Congress Fails to Act on Tax Legislation as Clock Winds Down

Congress left town for the month-long August recess having failed four times to act on a popular package of tax cuts that are set to expire at the end of 2008. With only three weeks in session left in September before the door is expected to close on the 110th Congress, and with remaining differences between opposing sides, there is still significant work to be done before $123 billion in tax cuts can become law. The hold-up in Congress on this legislation is once again the U.S. Senate. During June and July, the Senate voted four times to begin debate on the tax "extenders," a $123 billion tax cut proposal over the next ten years. The latest version of this proposal includes a one-year "patch" for the Alternative Minimum Tax (AMT) and $56 billion in other tax cuts that will benefit a wide variety of individuals and businesses, from motor sport race track operators to married couples, from teachers to mine operators, and from anyone who pays state and local sales taxes to children's toy arrow producers.

With minor exceptions, the underlying tax cuts within the package are widely supported by both Republicans and Democrats. To be sure, some of the tax cuts have likely lost their usefulness in a wider economic context, and Congress failed again to adequately review whether some aspects of the bundled "extenders" package should be discontinued. At this point in the congressional calendar, the opportunity for such a needed review has passed. Delay in enacting this bill is not due to its content, but rather Democrats' attempts to structure it as a fiscally responsible piece of legislation.

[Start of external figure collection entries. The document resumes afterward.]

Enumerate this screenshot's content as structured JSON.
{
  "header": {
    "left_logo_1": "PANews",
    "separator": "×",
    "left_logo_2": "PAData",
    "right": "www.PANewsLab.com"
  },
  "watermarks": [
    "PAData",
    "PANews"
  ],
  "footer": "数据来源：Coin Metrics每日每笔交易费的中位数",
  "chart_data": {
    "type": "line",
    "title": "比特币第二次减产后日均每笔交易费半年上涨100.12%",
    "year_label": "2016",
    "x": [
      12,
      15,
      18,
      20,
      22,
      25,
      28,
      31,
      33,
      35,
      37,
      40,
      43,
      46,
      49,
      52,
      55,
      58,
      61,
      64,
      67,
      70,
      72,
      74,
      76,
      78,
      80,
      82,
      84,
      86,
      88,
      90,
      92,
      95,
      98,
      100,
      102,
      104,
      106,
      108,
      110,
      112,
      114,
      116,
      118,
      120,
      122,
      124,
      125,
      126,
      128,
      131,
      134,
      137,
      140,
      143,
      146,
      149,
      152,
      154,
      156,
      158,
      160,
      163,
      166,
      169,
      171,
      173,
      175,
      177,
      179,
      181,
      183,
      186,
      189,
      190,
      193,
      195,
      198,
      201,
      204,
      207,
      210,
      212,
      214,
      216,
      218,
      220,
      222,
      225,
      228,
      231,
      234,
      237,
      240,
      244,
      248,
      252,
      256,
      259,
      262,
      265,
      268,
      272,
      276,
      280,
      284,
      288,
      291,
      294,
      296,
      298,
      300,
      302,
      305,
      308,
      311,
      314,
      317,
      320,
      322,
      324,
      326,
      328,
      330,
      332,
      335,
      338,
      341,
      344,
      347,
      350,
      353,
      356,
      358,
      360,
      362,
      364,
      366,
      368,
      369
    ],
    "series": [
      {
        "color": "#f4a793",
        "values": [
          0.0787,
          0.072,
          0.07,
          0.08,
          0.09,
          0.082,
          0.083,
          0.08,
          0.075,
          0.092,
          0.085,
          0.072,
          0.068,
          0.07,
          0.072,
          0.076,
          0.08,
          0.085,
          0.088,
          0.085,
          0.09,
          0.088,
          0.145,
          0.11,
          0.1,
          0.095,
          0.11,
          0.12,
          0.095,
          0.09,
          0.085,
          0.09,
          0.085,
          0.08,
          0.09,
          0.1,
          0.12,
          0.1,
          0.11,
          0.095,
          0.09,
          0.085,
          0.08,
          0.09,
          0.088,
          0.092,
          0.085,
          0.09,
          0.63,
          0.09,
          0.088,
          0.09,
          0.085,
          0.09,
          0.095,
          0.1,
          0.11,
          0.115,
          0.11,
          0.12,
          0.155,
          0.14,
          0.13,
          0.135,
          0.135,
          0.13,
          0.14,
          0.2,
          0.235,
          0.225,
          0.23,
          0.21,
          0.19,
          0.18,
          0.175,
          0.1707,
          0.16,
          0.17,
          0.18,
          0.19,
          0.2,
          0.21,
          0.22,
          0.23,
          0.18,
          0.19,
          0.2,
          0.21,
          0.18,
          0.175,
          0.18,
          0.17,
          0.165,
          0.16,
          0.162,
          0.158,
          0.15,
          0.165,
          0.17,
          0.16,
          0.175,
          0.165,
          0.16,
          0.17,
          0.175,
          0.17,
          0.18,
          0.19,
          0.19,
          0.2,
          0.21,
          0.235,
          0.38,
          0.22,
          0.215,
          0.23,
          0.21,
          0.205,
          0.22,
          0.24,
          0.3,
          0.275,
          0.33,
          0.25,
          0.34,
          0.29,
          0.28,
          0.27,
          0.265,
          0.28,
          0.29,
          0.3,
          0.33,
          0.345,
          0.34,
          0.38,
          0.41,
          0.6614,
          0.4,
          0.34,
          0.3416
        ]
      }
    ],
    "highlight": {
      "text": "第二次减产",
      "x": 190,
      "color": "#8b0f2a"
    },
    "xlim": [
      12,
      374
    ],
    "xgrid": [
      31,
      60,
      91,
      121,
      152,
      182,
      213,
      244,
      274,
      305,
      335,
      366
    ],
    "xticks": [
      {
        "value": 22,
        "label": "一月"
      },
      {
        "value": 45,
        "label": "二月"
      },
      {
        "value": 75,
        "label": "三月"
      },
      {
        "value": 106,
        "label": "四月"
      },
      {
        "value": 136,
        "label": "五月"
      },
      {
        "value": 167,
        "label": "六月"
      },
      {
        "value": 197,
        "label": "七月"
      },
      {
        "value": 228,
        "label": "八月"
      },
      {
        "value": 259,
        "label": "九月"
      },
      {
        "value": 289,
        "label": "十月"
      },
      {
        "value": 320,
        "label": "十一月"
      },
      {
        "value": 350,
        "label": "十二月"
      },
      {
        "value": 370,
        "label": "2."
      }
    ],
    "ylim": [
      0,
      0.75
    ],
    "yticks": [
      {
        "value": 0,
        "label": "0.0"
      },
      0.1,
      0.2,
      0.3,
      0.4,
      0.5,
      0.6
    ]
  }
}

The House passed its version of the extenders package on May 21 by a vote of 263-160. House Ways and Means Committee Chairman Charles Rangel (D-NY) constructed a fiscally responsible bill by including $55 billion in revenue offsets that would increase taxes on hedge fund managers and modify tax rules on corporations. The Bush administration issued a veto threat opposing the revenue offsets, even as over 300 corporations wrote to the U.S. Senate leadership making it clear that the extenders package was such a high priority that they would rather have it paid for if that would enable its passage.

Senate Majority Leader Harry Reid (D-NV) attempted to put the House-passed bill before the Senate for consideration three times (on June 10, June 17, and July 29), but each time, a group of at least 40 Republicans blocked consideration of the bill.

As the August recess approached, seeing that the House bill could not reach the floor for debate, Senate Finance Committee Chairman Max Baucus (D-MT) introduced his draft of an "extenders" bill, including a "patch" for the AMT, which was absent from the House-passed bill. Reid attempted to bring that bill to the Senate floor on July 30, but he was blocked again. The reasons for blocking this bill became less about a debate over the inclusion of offsets or the AMT in the "extenders" bill and more about a political struggle between the two parties over gas prices and energy policy heading into the fall elections. Though Congress has left town, the parties continue to maneuver in the media in order to blame the other side rather than pass legislation.

Even through Reid cannot get the tax extenders bill on the Senate floor, there are behind-the-scenes negotiations that may be making some progress on finding a compromise on the question of offsets in the "extenders" package. Baucus' package includes just over $54 billion in offsetting revenue increases for portions of the bill. The $63.5 billion AMT patch was not offset, leaving less than half (approximately 44 percent) of the bill paid for. In order to comply with Senate pay-as-you-go (PAYGO) rules, the entire cost of the bill would need to be offset, a near-impossible goal given Republican opposition to offsetting any tax cuts.

Yet Senate Finance Committee Ranking Member Charles Grassley (R-IA) appears to be willing to allow the $54 billion in offsets included in the draft bill, assuming Democrats exempt any provisions impacting individuals from PAYGO and use cuts in future years' discretionary spending to offset additional tax cuts. While Baucus has announced this proposal concerning discretionary spending is a non-starter for Democrats, Grassley's acceptance of the pay-fors already in the bill is a step in the right direction.

Even though less than half of the proposed bill is paid for, there are a number of very popular provisions within the "extenders" tax cut package, including a $250 deduction for teachers' expenses and tax-free distributions from IRAs to charities for those over seventy-and-a-half years old. Most notably, both the House and Senate have included an expansion of the Child Tax Credit (CTC) by lowering the income threshold that parents must meet to qualify for the refundable portion of the tax credit, from $12,050 to $8,500.

This change would benefit over 13 million children, according to data from the Tax Policy Center. The Center on Budget and Policy Priorities has also pointed out that many children who stand to benefit come from families with parents who work year round, include individuals with a disability, and/or contribute to a broad range of jobs in critical services that often pay low wages, such as caring for the elderly or teaching young children. This is a progressive change in the tax code long sought by a wide variety of low-income, religious, direct service, labor, child welfare, and poverty advocates.